Segundo Freud, houve um monoteísmo anterior ao hebreu e ele justamente teria
surgido Egito. “É possível que a religião que Moisés deu a seu povo judeu fosse, final,
sua própria religião, uma religião egípcia, embora não a egípcia.” (FREUD, 2018, p.51)
Na XVIII dinastia subiu ao trono um faraó chamado Amenófis e que mudará mais tarde
seu nome para Akenaton. Esse rei impôs aos egípcios uma nova religião. Essa nova
religião, calcada por um monoteísmo rigoroso, foi influenciada pela situação política do
Egito que havia se tornado uma potência mundial graças a feitos bélicos de Tutmés. Ao
império Egípcio, agregaram-se a Núbia, a Palestina, a Síria e uma parte da
Mesopotâmia. O imperialismo Egípcio refletia na religião, que já não se podia mais
adorar deuses locais, mas sim um deus universal. A divindade elegida foi Aton, deus do
Sol. Amenófis durante seu reinado ordenou a exclusão de tudo que era místico, mágico,
encantatório. O rei foi tão rigoroso que mandou que fossem examinados monumentos
com palavra Deus no plural. Houve também um silêncio sobre o Osíris, o deus dos
Mortos e sobre o reino dos mortos. Já o deus do Sol foi representado por meio um disco
redondo de onde emanam raios que terminam em mãos humanas.

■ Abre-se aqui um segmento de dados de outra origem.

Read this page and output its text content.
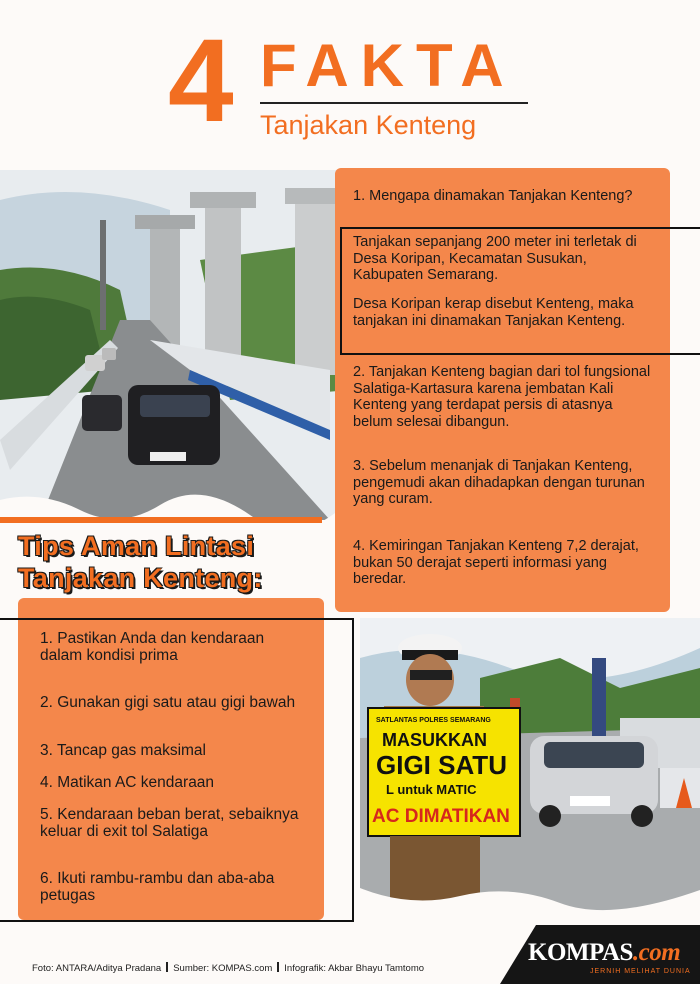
4 FAKTA
Tanjakan Kenteng
1. Mengapa dinamakan Tanjakan Kenteng?
Tanjakan sepanjang 200 meter ini terletak di Desa Koripan, Kecamatan Susukan, Kabupaten Semarang.
Desa Koripan kerap disebut Kenteng, maka tanjakan ini dinamakan Tanjakan Kenteng.
2. Tanjakan Kenteng bagian dari tol fungsional Salatiga-Kartasura karena jembatan Kali Kenteng yang terdapat persis di atasnya belum selesai dibangun.
3. Sebelum menanjak di Tanjakan Kenteng, pengemudi akan dihadapkan dengan turunan yang curam.
4. Kemiringan Tanjakan Kenteng 7,2 derajat, bukan 50 derajat seperti informasi yang beredar.
Tips Aman Lintasi
Tanjakan Kenteng:
1. Pastikan Anda dan kendaraan dalam kondisi prima
2. Gunakan gigi satu atau gigi bawah
3. Tancap gas maksimal
4. Matikan AC kendaraan
5. Kendaraan beban berat, sebaiknya keluar di exit tol Salatiga
6. Ikuti rambu-rambu dan aba-aba petugas
SATLANTAS POLRES SEMARANG
MASUKKAN
GIGI SATU
L untuk MATIC
AC DIMATIKAN
Foto: ANTARA/Aditya Pradana Sumber: KOMPAS.com Infografik: Akbar Bhayu Tamtomo
KOMPAS.com
JERNIH MELIHAT DUNIA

Moisés era, portanto, egípcio. Talvez da casa real de Akenaton, um servo
importante de Akenaton, governante ou sacerdote de algum tipo. Após a derrocada do
seu rei, ele parte com povos semíticos, imigrantes, escravos e parte para fazer o êxodo
afim de conservar sua antiga religião monoteísta. Freud afirma que não necessariamente
Moisés tenha sido uma pessoa que conheceu Akenaton, pode ser um seguidor de
Akenaton que resgatou a religião e trouxe ao seu povo. A circuncisão, segundo
Heródoto, prática egípcia e também fenícia, convém a Moisés por se tratar de uma
prática que ajuda a diferenciar um povo de outro. A circuncisão, então, teria sido
introduzida aos judeus por Moisés.
O homem Moisés era impaciente, violento. Dizem que matou um egípcio que
maltratava um escravo semita, que quebrou as tábulas da lei irritado com os pecados de
seu povo e, castigado por Deus, nunca pisou na terra prometida. Dizem que tinha um
problema de linguagem. Para Freud, no entanto, Moisés, não falava o idioma dos judeus
e só se expressava através de Aaron. Para Freud, possivelmente Moisés tenha sido
assassinado pelo seu povo, insistindo na ideia que sempre lhe acompanha, do crime na
construção da humanidade. A passagem do tempo talvez tenha embaralhado a história e
por meio de um processo traumático, o mito tenha sido reprimido. E essa negação, em
determinado momento, retornou em algum momento da história.